Secure Systems

VEGA Secure Systems (VSS) creates solutions to support our clients in the development of secure IT systems, particularly those with external internet access.

Understanding that technology is an essential business enabler and effective security management is a living process, VEGA combines proven methodology with skills and experience that are kept up-to-date and relevant, providing ongoing assurance that will assist in managing organisational risk.

Our VSS team offers full secure design services to our clients, whether this is for a new system or as part of a heritage system review. VEGA's full provision secure system service to our clients includes:

Technical Vulnerability Testing

Penetration testing or a vulnerability assessment, as it is sometimes known, utilises both commercial and free tools to discover weak points within the security armour of an organisation that an attacker could employ, to whatever end. The aim is to further arm the security posture of the organisation by identifying vulnerabilities and threats, so that risks can be assessed and addressed, within the business framework.

CHECK

The Communications Electronics Security Group (CESG) provides ITSHCs to Her Majesty’s Government (HMG) and Critical National Infrastructure (CNI) agencies for protectively marked systems. The CHECK scheme was developed due to the increase in demand for these ITSHCs. As a consequence, a partnership between CESG and private industry was formed, which permitted commercial organisations to carry out ITSHCs on HMG and CNI systems processing data that is protectively marked, up to and including, CONFIDENTIAL.

SCADA (Supervisory Control and Data Acquisition)

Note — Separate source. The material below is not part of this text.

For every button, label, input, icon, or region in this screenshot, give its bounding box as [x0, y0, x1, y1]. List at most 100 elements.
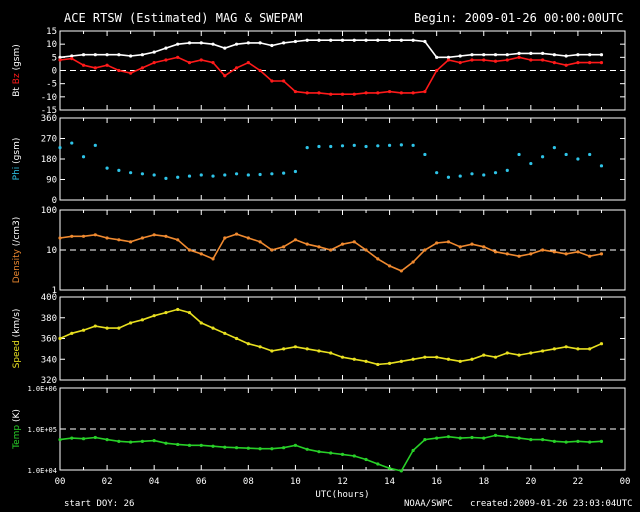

VEGA recognises that SCADA systems were designed for reliability and operability with little or no emphasis on security. Consequently they are vulnerable to ‘attack’. Many systems have evolved from isolated centrally controlled systems to modern distributed networks with more potential for public access, using internet technology and common operating systems. Subsequent de-regulation and interconnections between utilities has made these systems more accessible.

Secure Gateways & Portals

For years, VEGA has been providing system design and security advice to the most secure and sensitive parts of Government. Producing designs and configurations to mitigate risks from the most dangerous threats and as an independent programme and systems assurance company, without affiliation to any specific product and a solid foundation built on providing proven security assurance at the very highest levels.

Application Testing

VEGA offered a complete application level vulnerability assessment which is geared towards internet business interactions. This is not only limited to the primary web facing fabric – the back end support systems are also tested to a degree which is commensurate with the threat.

Software Validation

For security enforcing and security relevant functionality, where that functionality is implemented in software, VEGA is experienced in offering assurance services which can be used to increase the strength of mechanism and or assurance associated with a specific function.

ITSEC and Common Criteria

The Information Technology Security Evaluation Criteria (ITSEC) are European developed criteria that aim to independently test the security features of a product to identify logical vulnerabilities. The scheme offers different depths of analysis in order to offer appropriate degrees of assurance, under the scheme these are known as Assurance Levels. Certificates are issued by the Scheme for products meeting the requirements for a claimed level of assurance. ITSEC is recognised throughout Europe.

Architecture and Design

VEGA offers a mix of technical assurance services intended to be used as security support services for the through life management of networks. VEGA also provides these services in the design and synthesis phases of programs in order that clients have security designed in from project inception. Depending on the market sector and the security assurance levels required, secure architectures are proposed which are commensurate with the threat profile, whilst maintaining an optimal balance of COTS/MOTS product for cost effectiveness. Network fabric and architecture is proposed which is capable of being security certified to a number of security baselines, including BS7799, which is becoming increasingly more important in the statutory legal compliance of client business activity. VEGA also offers CLAS & CHECK services.

DIAN08

Defence Information Assurance Notice (DIAN) 8 is now written into MoD policy as a candidate method providing traceability from business requirement down to technical architecture. At the technical architecture level, DIAN 8 allows threat paths to be identified and therefore countered giving the security analyst the assurance that threats have been addressed.

Lockdown

Application and Operating System lockdown - also known as “hardening” - is the minimising of features and services within a program to the bare minimum to support effective business activity, in a secure manner.